35-10-702. Effect of registration -- entity unchanged. (1) A partnership that has registered under 35-10-701 is for all purposes of the laws of this state, including but not limited to all licensing laws, whether for professionals or otherwise, the same entity that existed before the registration.
(2) When registration of a partnership under 35-10-701 takes effect:
(a) all tangible and intangible property, whether real or personal, owned by the partnership remains vested in the partnership;
(b) all debts, obligations, or liabilities of and chargeable to the partnership continue as debts, obligations, or liabilities of the partnership; and
(c) any actions or proceedings pending by or against the partnership may be continued as if the registration under 35-10-701 had not occurred.
(3) If a partnership dissolves and its business continues without liquidation of the partnership affairs, the registration of the limited liability partnership must be considered continued and must continue to be applicable to the partnership continuing the business.
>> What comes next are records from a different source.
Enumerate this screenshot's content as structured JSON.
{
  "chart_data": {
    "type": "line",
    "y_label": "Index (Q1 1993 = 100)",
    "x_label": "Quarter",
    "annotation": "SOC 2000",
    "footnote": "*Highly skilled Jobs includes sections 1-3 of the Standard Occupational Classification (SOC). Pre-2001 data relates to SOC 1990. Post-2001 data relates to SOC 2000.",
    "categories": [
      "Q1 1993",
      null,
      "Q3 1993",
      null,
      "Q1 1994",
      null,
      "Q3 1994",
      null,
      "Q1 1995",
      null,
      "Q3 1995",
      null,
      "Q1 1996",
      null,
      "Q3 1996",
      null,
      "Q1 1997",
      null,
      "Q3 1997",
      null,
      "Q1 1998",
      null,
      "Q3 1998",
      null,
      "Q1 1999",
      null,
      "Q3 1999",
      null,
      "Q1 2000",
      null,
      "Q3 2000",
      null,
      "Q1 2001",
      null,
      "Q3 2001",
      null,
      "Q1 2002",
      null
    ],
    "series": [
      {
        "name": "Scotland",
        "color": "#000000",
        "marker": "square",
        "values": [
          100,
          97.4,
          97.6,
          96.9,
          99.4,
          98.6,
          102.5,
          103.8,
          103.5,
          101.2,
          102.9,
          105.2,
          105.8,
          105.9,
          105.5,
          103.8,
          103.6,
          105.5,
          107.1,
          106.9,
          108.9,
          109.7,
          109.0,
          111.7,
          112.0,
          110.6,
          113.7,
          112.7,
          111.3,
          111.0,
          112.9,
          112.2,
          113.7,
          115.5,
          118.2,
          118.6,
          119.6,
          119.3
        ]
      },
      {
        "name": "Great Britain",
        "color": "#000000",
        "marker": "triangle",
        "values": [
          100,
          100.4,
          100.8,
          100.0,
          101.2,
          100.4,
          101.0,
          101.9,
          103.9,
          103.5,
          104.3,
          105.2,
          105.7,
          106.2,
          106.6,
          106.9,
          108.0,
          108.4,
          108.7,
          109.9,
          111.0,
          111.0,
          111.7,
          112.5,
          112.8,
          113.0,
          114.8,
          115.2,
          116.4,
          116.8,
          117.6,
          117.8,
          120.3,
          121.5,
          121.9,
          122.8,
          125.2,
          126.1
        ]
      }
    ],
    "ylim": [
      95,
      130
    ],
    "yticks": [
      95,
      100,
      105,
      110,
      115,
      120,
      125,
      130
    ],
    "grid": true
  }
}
The partnership continuing the business is considered to have filed any documents required or permitted under this section that were filed by the dissolved partnership. The partnership continuing the business shall renew its registration at the time the dissolved partnership would have been required to file an application for renewal pursuant to Title 30, chapter 13, part 2.
(4) If a partnership dissolves, winds up its affairs, and liquidates, the registration of the limited liability partnership must be considered continued and must remain in effect as to the partnership and the partners during the period of dissolution, winding up, and liquidation and as to the partners subsequent to dissolution, winding up, and liquidation as to debts, obligations, or liabilities for which a partner was not personally liable under 35-10-307 or 35-10-629.
History: En. Sec. 19, Ch. 449, L. 1995.